Five days to the election and counting, and it's all politics all the time out here in the great iconic red state of Kansas.
First up in today's election roundup: A look at incumbent Kansas Attorney General Phill Kline, who is locked in a tight race with Johnson County District Attorney Paul Morrison.
After what seems like an eon of legal wrangling, Kline finally received on Oct. 24 the medical records of 90 females who got abortions from two Kansas clinics. What will happen next? No one, apparently, knows.
The clinics who were forced to give over their medical records fear an election-eve raid. The Wichita Eagle urges Kline to "fish or cut bait."
Meanwhile, Kline claims that his raid on the medical records is motivated by nothing other then the wish to uncover rapes and incest and prosecute the evil doers. I find that I'm confused, though.

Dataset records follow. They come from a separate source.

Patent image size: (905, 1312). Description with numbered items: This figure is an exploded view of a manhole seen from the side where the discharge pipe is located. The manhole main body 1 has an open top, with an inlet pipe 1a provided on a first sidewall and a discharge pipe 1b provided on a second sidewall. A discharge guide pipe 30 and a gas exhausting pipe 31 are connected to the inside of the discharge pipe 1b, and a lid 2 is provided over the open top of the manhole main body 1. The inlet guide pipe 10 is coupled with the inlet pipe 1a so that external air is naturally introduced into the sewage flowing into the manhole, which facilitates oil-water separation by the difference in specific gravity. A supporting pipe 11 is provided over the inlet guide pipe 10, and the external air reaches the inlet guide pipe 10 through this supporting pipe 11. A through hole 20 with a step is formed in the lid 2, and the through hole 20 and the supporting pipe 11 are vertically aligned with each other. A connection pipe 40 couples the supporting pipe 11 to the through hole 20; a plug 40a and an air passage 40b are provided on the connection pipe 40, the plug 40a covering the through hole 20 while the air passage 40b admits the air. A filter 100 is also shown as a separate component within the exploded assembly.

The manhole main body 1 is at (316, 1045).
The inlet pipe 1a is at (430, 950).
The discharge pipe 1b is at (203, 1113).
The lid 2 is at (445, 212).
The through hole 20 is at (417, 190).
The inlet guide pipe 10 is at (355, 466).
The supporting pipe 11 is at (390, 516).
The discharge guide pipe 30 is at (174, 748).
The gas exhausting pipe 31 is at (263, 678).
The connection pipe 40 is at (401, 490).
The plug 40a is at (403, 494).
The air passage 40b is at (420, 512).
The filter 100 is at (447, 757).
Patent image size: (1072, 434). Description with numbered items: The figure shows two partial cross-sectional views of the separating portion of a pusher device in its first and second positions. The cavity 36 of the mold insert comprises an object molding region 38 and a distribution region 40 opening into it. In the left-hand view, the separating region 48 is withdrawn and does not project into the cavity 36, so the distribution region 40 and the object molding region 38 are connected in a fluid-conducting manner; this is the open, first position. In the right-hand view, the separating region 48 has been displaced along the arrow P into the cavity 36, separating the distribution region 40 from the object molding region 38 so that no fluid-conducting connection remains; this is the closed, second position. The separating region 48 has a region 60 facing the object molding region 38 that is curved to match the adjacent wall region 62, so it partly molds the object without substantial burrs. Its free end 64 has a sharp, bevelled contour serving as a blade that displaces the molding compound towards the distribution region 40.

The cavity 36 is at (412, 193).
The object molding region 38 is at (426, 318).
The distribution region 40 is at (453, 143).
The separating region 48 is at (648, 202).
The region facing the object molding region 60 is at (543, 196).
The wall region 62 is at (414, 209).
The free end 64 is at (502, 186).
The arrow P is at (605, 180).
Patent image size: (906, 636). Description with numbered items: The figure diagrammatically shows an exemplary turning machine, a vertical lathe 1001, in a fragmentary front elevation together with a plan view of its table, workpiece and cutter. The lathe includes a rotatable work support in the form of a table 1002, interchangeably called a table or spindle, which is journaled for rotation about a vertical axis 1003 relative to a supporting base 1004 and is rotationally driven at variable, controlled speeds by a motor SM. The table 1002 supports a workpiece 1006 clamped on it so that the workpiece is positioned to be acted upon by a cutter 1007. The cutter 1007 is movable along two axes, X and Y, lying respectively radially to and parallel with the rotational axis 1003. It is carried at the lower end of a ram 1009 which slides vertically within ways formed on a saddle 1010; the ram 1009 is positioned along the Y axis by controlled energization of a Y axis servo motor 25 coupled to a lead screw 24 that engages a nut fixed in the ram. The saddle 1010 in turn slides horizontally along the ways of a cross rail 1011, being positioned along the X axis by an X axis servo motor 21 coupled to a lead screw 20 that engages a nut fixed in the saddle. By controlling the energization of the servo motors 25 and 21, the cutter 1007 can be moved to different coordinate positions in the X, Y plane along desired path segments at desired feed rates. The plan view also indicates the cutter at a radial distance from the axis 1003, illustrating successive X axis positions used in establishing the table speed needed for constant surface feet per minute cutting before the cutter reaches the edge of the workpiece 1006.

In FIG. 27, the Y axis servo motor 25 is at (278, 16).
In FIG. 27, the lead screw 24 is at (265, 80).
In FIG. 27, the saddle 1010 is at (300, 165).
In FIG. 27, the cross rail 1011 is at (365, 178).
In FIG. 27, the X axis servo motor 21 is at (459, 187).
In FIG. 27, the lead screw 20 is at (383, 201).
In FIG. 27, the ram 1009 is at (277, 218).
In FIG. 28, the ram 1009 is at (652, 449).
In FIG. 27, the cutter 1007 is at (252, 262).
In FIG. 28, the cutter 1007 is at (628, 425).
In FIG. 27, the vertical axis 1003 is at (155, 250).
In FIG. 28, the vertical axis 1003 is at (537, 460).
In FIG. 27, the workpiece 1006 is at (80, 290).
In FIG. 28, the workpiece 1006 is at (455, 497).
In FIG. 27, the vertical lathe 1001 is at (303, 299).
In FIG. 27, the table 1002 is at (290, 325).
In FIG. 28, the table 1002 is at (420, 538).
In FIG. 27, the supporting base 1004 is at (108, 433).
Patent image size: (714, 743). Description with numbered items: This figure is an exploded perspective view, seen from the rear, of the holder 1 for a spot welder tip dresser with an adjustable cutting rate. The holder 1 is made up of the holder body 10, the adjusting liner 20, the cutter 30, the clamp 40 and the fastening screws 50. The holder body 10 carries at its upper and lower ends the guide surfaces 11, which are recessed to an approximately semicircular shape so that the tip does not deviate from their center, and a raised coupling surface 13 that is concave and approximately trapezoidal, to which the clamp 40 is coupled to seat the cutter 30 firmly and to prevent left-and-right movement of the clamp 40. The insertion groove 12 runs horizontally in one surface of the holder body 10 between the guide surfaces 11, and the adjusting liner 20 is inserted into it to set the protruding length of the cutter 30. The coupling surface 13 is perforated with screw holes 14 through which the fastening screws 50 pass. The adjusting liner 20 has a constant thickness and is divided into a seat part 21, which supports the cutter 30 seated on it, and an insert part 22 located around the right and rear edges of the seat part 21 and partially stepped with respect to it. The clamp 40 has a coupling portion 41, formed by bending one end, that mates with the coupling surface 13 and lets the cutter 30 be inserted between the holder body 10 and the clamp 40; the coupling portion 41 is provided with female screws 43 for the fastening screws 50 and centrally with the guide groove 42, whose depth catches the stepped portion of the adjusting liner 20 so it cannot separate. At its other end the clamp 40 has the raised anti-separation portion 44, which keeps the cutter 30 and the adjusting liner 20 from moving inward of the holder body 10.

I have to admit that I haven't followed every twist in this case, but it is clear from the mainstream media coverage that the patient's identities were deleted from the records.
So, let me ask what may be a stupid question: How can Kline use these records to prosecute rapists or child abusers -- if the records do show those crimes -- when the records don't identify the victims? It appears that the only thing Kline can do with these records is possibly, if there's been a crime, prosecute doctors.
Honestly, I do want answers (no kidding here). I know pro-Kline people read this blog, so I ask you: What am I missing? How do you prosecute a rape if you don't know who was raped?
Coincidentally, Kline was announcing the receipt of those all-important records as former Kansas Attorney General Bob Stephan, also a Republican, was asking the state to look into possible unethical campaign fundraising by Kline.
The Lawrence Journal-World writes:
Stephan requested that the Kansas Governmental Ethics Commission look into Kline's fundraising at churches and $41,552 in unitemized contributions he reported on his campaign finance statement filed this week.
...That was far more in unitemized contributions than any of the other statewide candidates listed.
For example, Kline's Democratic challenger Paul Morrison raised twice as much as Kline -- $1.25 million -- and listed only $50 in unitemized contributions.
"Unitemized contributions" mean that donors' names aren't listed. Thus, we have no idea who gave that more than $41,000 to Kline. His campaign says he will give an itemized list of donors to the state. We should pay attention to see if he does.
Finally, on the election hit parade: Details and more details on who gave how much to which candidate. These are the first detailed stories to be published now that reporters have had a chance to shift through the campaign finance reports filed on Monday.
One of the more interesting tidbits to come from these stories was the fact that a number of Republicans have given to the re-election campaign of Democratic Gov. Kathleen Sebelius.